With Twentieth Century (1934), director Howard Hawks—with a lot of help from writers Ben Hecht and Charles MacArthur and stars John Barrymore and Carole Lombard—invented something new: the screwball comedy. It was new in that the romantic leads were the central comedians and behaved just as outrageously as the wildest of comics, yet—and this was the hard part—they retained their romantic and sex-appeal qualities. It was fresh, innovative and, above all, it was hysterically funny. This free-for-all about a legendary Broadway producer (Barrymore) and the underwear model (Lombard) he transforms into a star is not merely the first of its kind, it remains the best and funniest of its kind.
For the uninitiated, I should probably explain that the film’s title refers to the Twentieth Century Limited, the train that connected Chicago and New York City, and on which much of the film’s action takes place. The train ceased to exist in 1967, but the film (and play) bearing its name is very much still with us.
The story concerns the “wizard of Broadway,” Oscar Jaffe (Barrymore), who must be a wizard indeed from the looks of the plays he stages. We see a poster for something called Bride of Bagdad, and there are references to a disastrous production of Joan of Arc, but most of what we see rehearsed consists of romantic melodramas of the Old South (“y’all” and variants rule the dialogue) that it’s quite impossible to imagine anyone sitting through. Wizardry can be the only explanation. It’s something like that—with the help of chalk and a hatpin—that allows him to turn Mildred Plotke (Lombard) into Lily Garland, the toast of Broadway.
The problem is that the two have become romantically involved and Jaffe is a control freak of some note with a propensity for (seemingly unwarranted) jealousy. Not surprisingly, this causes problems—problems that ultimately lead to Lily deserting him for a Hollywood contract, an event that changes Jaffe’s fortunes very much for the worse. A glimmer of hope appears when the two happen to cross paths on the titular train. Is it perhaps possible—as Jaffe’s press agent (Roscoe Karns) puts it—that “Mr. Bromo could get back again with Miss Seltzer?”

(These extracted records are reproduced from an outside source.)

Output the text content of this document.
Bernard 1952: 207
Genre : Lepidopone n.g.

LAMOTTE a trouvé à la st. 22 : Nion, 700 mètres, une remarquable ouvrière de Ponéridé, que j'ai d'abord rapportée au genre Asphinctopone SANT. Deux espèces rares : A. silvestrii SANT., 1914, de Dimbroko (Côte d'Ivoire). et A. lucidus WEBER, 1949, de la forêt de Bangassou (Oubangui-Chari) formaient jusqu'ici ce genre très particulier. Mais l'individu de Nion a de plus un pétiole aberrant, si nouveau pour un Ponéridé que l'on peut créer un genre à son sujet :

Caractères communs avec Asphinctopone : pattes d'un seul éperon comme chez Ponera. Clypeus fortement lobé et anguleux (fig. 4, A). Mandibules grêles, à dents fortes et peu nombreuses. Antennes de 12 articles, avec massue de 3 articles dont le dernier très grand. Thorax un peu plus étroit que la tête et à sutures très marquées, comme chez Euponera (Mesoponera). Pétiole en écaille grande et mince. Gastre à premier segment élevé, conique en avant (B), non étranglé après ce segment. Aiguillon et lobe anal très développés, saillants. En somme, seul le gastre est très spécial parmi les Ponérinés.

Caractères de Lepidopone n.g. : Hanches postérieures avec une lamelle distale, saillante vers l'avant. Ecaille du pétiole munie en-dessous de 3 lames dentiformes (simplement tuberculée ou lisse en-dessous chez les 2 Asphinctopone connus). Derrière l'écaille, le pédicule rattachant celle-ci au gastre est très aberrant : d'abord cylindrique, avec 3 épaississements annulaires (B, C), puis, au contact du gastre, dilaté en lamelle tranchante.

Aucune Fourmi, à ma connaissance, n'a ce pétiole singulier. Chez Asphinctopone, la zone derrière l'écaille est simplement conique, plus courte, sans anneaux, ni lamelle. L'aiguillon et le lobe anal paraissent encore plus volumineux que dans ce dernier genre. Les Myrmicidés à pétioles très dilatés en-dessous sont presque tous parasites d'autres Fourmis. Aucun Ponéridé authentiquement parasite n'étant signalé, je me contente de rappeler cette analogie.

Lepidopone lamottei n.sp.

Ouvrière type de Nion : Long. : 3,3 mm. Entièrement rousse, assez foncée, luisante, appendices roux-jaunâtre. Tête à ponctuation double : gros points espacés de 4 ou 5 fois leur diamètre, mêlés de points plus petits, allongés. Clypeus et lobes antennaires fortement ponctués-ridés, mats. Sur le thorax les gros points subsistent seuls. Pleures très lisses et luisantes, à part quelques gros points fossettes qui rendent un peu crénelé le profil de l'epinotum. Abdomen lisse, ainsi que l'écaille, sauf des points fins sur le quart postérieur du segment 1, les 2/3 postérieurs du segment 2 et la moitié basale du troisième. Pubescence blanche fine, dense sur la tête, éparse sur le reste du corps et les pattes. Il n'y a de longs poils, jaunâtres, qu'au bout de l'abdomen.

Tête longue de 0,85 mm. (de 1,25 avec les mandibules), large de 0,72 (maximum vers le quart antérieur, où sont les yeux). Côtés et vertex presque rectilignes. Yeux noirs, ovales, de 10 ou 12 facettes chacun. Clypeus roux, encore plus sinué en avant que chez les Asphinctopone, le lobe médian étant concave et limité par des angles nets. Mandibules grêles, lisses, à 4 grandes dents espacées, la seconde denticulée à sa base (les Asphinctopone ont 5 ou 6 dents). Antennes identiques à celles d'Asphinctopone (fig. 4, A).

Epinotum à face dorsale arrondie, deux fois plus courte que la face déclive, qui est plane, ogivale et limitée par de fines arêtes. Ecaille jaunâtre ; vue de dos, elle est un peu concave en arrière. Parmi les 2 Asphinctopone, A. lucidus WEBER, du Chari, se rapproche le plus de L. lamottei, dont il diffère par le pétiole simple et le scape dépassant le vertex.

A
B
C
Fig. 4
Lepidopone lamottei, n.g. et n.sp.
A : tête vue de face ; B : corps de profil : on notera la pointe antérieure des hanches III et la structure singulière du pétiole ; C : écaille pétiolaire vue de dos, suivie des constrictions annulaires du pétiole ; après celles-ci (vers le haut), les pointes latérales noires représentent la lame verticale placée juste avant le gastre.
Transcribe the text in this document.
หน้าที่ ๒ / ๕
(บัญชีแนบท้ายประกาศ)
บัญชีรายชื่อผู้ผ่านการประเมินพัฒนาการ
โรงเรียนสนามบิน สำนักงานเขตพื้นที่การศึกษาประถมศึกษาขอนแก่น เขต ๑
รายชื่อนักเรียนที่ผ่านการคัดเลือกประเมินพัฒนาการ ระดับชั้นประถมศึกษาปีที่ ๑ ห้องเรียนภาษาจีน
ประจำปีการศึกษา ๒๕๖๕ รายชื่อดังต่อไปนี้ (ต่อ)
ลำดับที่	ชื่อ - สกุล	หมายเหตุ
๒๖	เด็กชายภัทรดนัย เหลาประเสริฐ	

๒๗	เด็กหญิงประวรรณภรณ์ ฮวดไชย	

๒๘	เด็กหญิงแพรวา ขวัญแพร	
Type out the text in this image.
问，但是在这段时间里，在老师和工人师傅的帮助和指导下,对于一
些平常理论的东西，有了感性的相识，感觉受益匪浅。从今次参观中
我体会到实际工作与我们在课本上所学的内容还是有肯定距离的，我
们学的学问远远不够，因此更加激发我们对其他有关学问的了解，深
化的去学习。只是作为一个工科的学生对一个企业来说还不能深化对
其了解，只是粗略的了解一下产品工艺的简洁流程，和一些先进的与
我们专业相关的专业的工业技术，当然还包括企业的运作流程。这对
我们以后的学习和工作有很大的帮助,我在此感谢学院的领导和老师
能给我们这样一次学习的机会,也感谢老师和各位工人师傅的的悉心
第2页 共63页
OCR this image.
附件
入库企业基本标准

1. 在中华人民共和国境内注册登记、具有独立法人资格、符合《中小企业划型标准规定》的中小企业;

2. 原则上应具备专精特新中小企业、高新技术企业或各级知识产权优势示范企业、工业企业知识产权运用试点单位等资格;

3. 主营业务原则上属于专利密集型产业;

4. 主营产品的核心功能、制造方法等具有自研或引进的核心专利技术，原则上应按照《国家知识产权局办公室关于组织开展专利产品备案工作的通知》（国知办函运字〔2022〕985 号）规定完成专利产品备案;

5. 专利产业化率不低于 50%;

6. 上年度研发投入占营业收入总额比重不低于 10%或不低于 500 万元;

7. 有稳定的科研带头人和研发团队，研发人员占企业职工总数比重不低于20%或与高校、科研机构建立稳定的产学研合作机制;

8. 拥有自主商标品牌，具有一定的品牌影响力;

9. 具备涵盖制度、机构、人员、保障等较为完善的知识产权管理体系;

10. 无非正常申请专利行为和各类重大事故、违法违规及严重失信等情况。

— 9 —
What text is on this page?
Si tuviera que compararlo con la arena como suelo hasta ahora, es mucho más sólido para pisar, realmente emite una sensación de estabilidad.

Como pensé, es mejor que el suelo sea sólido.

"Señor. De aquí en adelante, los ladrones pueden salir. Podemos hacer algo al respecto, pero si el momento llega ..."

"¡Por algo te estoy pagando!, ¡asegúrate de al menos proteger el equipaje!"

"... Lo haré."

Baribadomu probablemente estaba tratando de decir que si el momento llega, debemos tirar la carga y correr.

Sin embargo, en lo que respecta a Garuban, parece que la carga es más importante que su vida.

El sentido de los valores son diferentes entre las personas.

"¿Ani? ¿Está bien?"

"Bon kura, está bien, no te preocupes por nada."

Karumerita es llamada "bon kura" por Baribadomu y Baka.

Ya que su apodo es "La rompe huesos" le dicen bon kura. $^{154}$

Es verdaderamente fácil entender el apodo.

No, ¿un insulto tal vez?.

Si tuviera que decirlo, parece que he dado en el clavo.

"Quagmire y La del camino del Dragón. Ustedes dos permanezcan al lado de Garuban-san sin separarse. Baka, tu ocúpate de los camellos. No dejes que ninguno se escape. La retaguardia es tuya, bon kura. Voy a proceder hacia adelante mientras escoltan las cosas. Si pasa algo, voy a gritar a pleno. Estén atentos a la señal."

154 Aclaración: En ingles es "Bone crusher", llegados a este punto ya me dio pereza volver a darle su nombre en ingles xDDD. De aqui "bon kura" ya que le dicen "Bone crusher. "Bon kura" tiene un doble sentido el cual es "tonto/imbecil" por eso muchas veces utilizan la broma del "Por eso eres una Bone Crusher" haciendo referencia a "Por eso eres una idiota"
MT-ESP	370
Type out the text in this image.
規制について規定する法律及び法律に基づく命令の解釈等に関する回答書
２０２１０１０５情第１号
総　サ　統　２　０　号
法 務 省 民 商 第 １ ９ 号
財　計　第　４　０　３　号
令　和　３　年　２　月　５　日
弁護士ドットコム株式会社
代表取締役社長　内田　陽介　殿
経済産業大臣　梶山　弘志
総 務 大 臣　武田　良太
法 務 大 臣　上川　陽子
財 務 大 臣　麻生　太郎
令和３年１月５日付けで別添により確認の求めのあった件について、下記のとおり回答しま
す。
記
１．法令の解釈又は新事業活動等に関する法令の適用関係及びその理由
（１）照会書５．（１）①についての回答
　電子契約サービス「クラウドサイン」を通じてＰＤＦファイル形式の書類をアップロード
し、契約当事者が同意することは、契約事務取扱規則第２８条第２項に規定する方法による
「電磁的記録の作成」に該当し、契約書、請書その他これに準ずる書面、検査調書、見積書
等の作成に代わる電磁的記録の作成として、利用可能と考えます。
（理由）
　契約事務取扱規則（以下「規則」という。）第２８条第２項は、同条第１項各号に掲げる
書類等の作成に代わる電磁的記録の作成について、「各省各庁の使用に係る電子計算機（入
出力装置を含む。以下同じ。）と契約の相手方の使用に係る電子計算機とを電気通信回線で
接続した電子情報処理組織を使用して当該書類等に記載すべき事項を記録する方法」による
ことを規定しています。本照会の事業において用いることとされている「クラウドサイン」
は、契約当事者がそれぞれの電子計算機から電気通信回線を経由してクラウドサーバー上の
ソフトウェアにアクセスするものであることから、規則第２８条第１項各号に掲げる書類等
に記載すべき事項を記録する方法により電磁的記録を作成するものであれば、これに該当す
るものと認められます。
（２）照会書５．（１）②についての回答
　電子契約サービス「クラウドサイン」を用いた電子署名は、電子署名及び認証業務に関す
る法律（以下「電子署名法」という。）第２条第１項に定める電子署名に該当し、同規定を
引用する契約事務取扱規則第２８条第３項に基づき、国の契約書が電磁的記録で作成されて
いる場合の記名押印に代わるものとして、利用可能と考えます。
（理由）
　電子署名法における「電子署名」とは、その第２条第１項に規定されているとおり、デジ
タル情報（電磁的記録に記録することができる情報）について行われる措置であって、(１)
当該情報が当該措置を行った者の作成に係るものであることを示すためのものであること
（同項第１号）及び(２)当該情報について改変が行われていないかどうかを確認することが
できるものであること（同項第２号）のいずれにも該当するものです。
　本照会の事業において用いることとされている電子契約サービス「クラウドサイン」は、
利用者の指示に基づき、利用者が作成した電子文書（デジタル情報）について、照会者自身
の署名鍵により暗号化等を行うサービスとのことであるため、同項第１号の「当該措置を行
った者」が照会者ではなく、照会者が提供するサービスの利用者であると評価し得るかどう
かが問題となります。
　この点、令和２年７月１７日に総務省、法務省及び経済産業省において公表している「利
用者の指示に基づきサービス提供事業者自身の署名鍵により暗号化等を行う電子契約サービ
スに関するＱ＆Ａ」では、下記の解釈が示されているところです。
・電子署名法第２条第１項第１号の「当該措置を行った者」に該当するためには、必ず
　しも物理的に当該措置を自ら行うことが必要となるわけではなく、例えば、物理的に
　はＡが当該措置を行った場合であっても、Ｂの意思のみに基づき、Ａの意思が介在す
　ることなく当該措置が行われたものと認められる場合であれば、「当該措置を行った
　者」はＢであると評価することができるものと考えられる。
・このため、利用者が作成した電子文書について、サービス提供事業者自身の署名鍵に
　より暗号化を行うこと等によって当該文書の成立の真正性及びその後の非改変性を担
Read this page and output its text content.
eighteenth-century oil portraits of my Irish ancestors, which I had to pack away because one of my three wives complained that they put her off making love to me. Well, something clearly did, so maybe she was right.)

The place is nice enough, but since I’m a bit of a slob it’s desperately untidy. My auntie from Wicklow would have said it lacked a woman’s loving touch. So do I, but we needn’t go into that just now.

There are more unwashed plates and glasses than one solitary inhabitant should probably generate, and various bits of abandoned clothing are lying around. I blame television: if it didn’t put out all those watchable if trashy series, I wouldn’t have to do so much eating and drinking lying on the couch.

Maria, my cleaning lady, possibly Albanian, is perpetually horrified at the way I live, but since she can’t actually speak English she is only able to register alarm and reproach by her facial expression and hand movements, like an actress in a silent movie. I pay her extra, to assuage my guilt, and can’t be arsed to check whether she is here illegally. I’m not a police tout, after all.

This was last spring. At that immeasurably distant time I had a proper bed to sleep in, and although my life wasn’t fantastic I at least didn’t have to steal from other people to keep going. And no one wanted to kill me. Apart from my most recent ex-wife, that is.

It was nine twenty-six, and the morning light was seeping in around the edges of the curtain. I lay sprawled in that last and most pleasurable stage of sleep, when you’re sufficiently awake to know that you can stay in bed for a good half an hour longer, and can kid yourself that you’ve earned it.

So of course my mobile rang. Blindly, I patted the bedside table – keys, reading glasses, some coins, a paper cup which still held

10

Detailing the plot does nothing to actually describe what makes Twentieth Century funny. The only way to really understand that is to see it, to experience it. It’s not just any single element that makes it work. It’s the way a script bristling with clever lines and situations is brought to life by skillful direction and acting. It’s actually seeing John Barrymore do an impression of a camel. It’s witnessing Barrymore’s no-holds-barred approach to the innate theatricality of his character. Both Jaffe and Lily are so much of the theater that everything they say and do is colored by it. They don’t have conversations and encounters, they play scenes—even adjust the lighting and make sure they have the right props for maximum effect. And it’s experiencing the electrifying chemistry between the two performers. Neither was quite this good before, nor would they be quite this good again.
Try the film for yourself. I’ve seen it theatrically at least four times—and I have yet to see the audience that didn’t end up loving the film. There really aren’t all that many chances to go to the movies and have this much fun.